Britain … Defined by the Junction Between Land and Sea

Plan
Outdoor spacw
Outdoor space

I was born by the sea in Morecambe. I weekend by the sea in Sussex. I have sprinkled my Mum’s, Nan’s and Pop’s ashes in the sea. And through work I spend a day or two every week working on coastal regeneration projects. I used to think the junction between land and sea defined us ‘Sandgrownuns’, but increasingly I suspect it is much bigger and manifests itself in all that is great and not so great about England.

Now, just as a kid, looking from land out to sea, hearing those waves hit the shore, it does something that sometimes stimulates, always relaxes and never disappoints. The big skies, the sea breezes, the otherworldliness of vast expanses of sand were the making of our coastline as places where towns and cities would empty out to. I remember the excitement, the laughter, the dancing, the oft unintelligible accents as Morecambe filled with Glaswegians during ‘Glasgow Fortnight’ or Yorkshire folk during the various ‘Factory Fortnights’. Morecambe, like a hundred resorts around Britain, opened new cafés, bars, hotels, lidos and amusements – and they thrived.

Britain’s outward looking history, sometimes positive, other times not, is wrapped up in making our way across the seas. Just as the builders of the British Empire looked across the seas, English holiday makers started to look outwards, colonising Benidorm, Torremolinos, Malaga, the Algarve and latterly Ibiza, leaving the once cherished British resorts to become ghost towns, prey to disastrous planning policies that allowed B&Bs to become the time bomb of Homes in Multiple Occupation (HMOs).

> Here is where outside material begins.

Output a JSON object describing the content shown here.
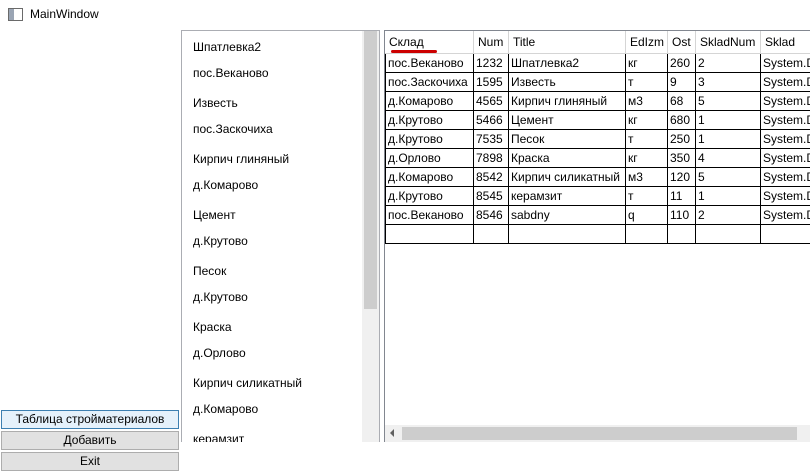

In pre-sustainable thinking times, it became a badge of cosmopolitan honour to holiday in Europe, drink sangria and eat paella. Europe, or rather southern Europe, was a place to explore, to bring new thinking back from – as well as sombreros and straw donkeys. It sparked a younger generation’s desire to explore hitherto ‘uncharted by Brits’ European cities. We could have hoped this would open our horizons, we’d grow out of being little Englanders and feel closer to Europe. But here we are pulling the Brexit drawbridge up, re-casting the junction with Europe as a moat.

At least switched-on new generations are slowly starting to rediscover our coastal towns, enjoy those big skies, heal those bastardised old B&Bs and look across the water to a more positive future.